How to Test Water From a Drinking Fountain

Testing Water Fountains for Bacteria

• 1

  Find locations such as public schools or colleges which contain public drinking water fountains. Go to these locations and map the locations of all water fountains.

• 2

  Ask permission to test the water fountains for contaminants for proceeding any further. Once permission is granted, apply a small piece of tape to each water fountain, labeling each accordingly. Ex: Water fountain 1, Water fountain 2, etc.

• 3

  Insert a Q-tip into the spout of the drinking water fountain and rub in a circular motion to obtain as much sample as possible. Place the Q-tip into a Q-tip sample holder and label accordingly. Fill up a bottle of water from the same water fountain to replicate the amount of bacteria a drinker would normally be exposed to during water fountain usage.

• 4

  After samples have been collected, they need to be placed on an agar Petri dish for growth. Using a marker, divide a Petri dish in half. One side will be reserved for the Q-tip, while the other side will be used for the water sample.

• 5

  The water sample will need to be further diluted, since all drinking water contains some bacteria. Using a p-10 pipet, transfer 10 ul of drinking water sample into three separate containers, meaning 10 uL for each container. Using graduated cylinders, fill the first sample container to 10mL, the second to 100mL and the third to one liter. The purpose of this dilution is to separate the bacteria enough in order to visualize the amount of colonies originally in the fountain water.

• 6

  Divide the water sample section of the agar plate into three separate sections. Label them according to ml dilution (10ml, 100ml and 1000ml). Using the p-10 micropipet, transfer 10 ul of sample from each dilution container to the labeled sections on the agar Petri dish, starting at the highest dilution (1000 ml). Starting at the highest dilution is necessary to avoid contaminating the sample's concentrations.

• 7

  Apply the swab to the other half of the Petri dish. Make sure each Petri dish correlates to a certain water fountain, so experimental results are not misreported.

• 8

  Place the plates in an incubator at 37 degrees Celsius and remove after 12 hours. Place a plate under a microscope and view the diluted water samples. Small globules called bacterial colonies should be visible. Count the colonies for each sample. This method should allow for adequate comparison of bacterial contamination in a water fountain.

• 9

  After this step, the plates can be put back in the incubator for further growth. Once a significant amount of bacteria has grown from the Q-tip samples, it can be photographed and compared to the water dilution data.

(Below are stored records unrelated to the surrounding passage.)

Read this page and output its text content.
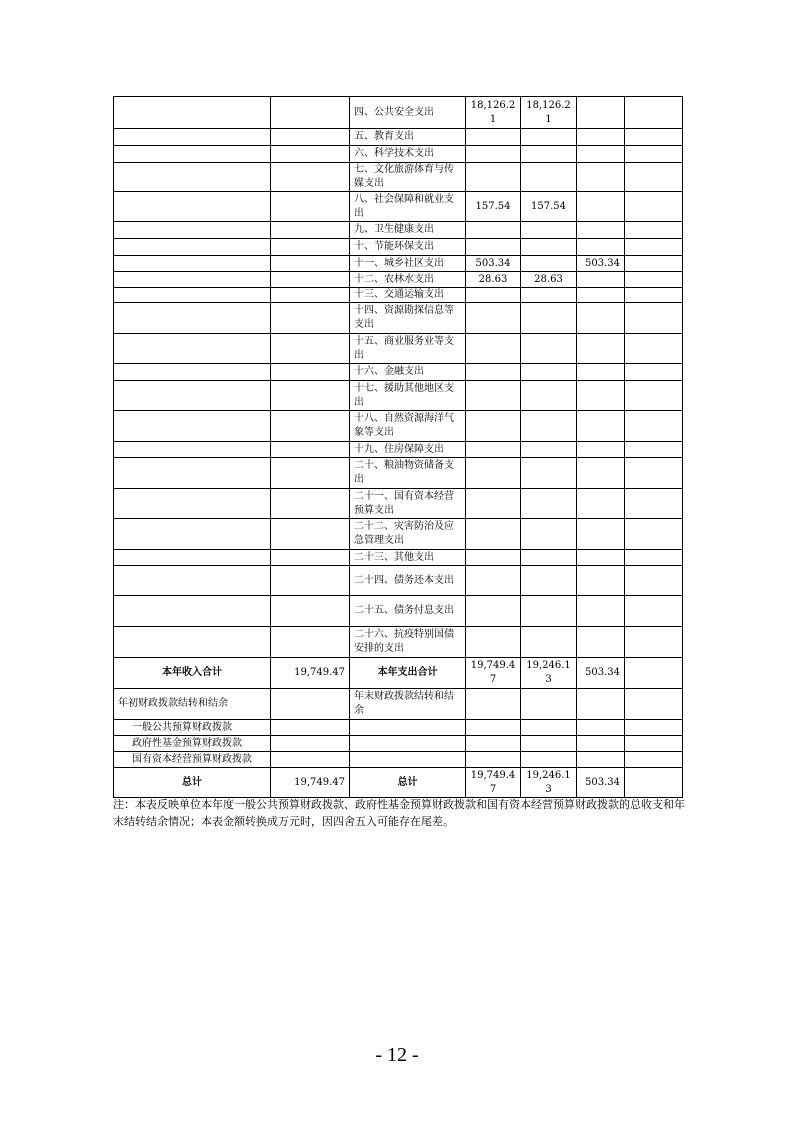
		四、公共安全支出	18,126.21	18,126.21		
		五、教育支出				
		六、科学技术支出				
		七、文化旅游体育与传媒支出				
		八、社会保障和就业支出	157.54	157.54		
		九、卫生健康支出				
		十、节能环保支出				
		十一、城乡社区支出	503.34		503.34	
		十二、农林水支出	28.63	28.63		
		十三、交通运输支出				
		十四、资源勘探信息等支出				
		十五、商业服务业等支出				
		十六、金融支出				
		十七、援助其他地区支出				
		十八、自然资源海洋气象等支出				
		十九、住房保障支出				
		二十、粮油物资储备支出				
		二十一、国有资本经营预算支出				
		二十二、灾害防治及应急管理支出				
		二十三、其他支出				
		二十四、债务还本支出				
		二十五、债务付息支出				
		二十六、抗疫特别国债安排的支出				
本年收入合计	19,749.47	本年支出合计	19,749.47	19,246.13	503.34	
年初财政拨款结转和结余		年末财政拨款结转和结余				
一般公共预算财政拨款						
政府性基金预算财政拨款						
国有资本经营预算财政拨款						
总计	19,749.47	总计	19,749.47	19,246.13	503.34	
注：本表反映单位本年度一般公共预算财政拨款、政府性基金预算财政拨款和国有资本经营预算财政拨款的总收支和年末结转结余情况；本表金额转换成万元时，因四舍五入可能存在尾差。
- 12 -
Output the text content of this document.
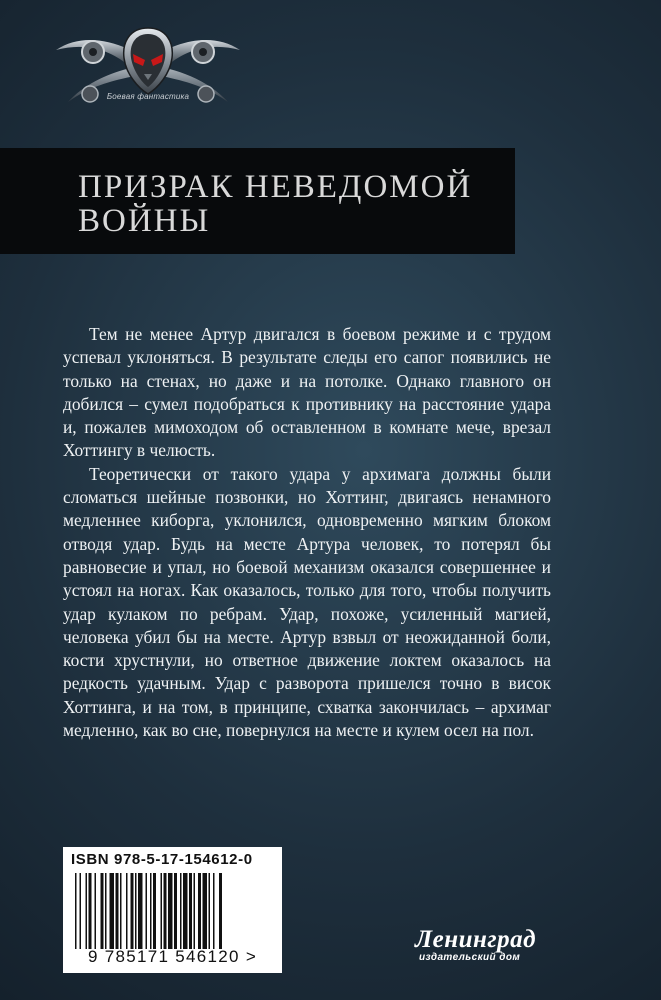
Боевая фантастика
ПРИЗРАК НЕВЕДОМОЙ
ВОЙНЫ

Тем не менее Артур двигался в боевом режиме и с трудом успевал уклоняться. В результате следы его сапог появились не только на стенах, но даже и на потолке. Однако главного он добился – сумел подобраться к противнику на расстояние удара и, пожалев мимоходом об оставленном в комнате мече, врезал Хоттингу в челюсть.

Теоретически от такого удара у архимага должны были сломаться шейные позвонки, но Хоттинг, двигаясь ненамного медленнее киборга, уклонился, одновременно мягким блоком отводя удар. Будь на месте Артура человек, то потерял бы равновесие и упал, но боевой механизм оказался совершеннее и устоял на ногах. Как оказалось, только для того, чтобы получить удар кулаком по ребрам. Удар, похоже, усиленный магией, человека убил бы на месте. Артур взвыл от неожиданной боли, кости хрустнули, но ответное движение локтем оказалось на редкость удачным. Удар с разворота пришелся точно в висок Хоттинга, и на том, в принципе, схватка закончилась – архимаг медленно, как во сне, повернулся на месте и кулем осел на пол.

ISBN 978-5-17-154612-0
9 785171 546120 >
Ленинград
издательский дом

Testing the Water for Non-biological Contaminants

• 10

  Find a laboratory online which processes water samples close to your location.

• 11

  Place the labeled water samples in a shipping container and ship them to the testing laboratory.

• 12

  Once the results have been obtained, compare them to average local water contaminants which can be obtained from your local water company.

• 13

  If the concentrations of contaminant are higher than recorded local levels, this could indicate a problem that needs to be fixed. An example is old lead pipes leaching lead into drinking water.

• 14

  Narrow down the water fountains which samples indicate the highest level of non-biological contamination.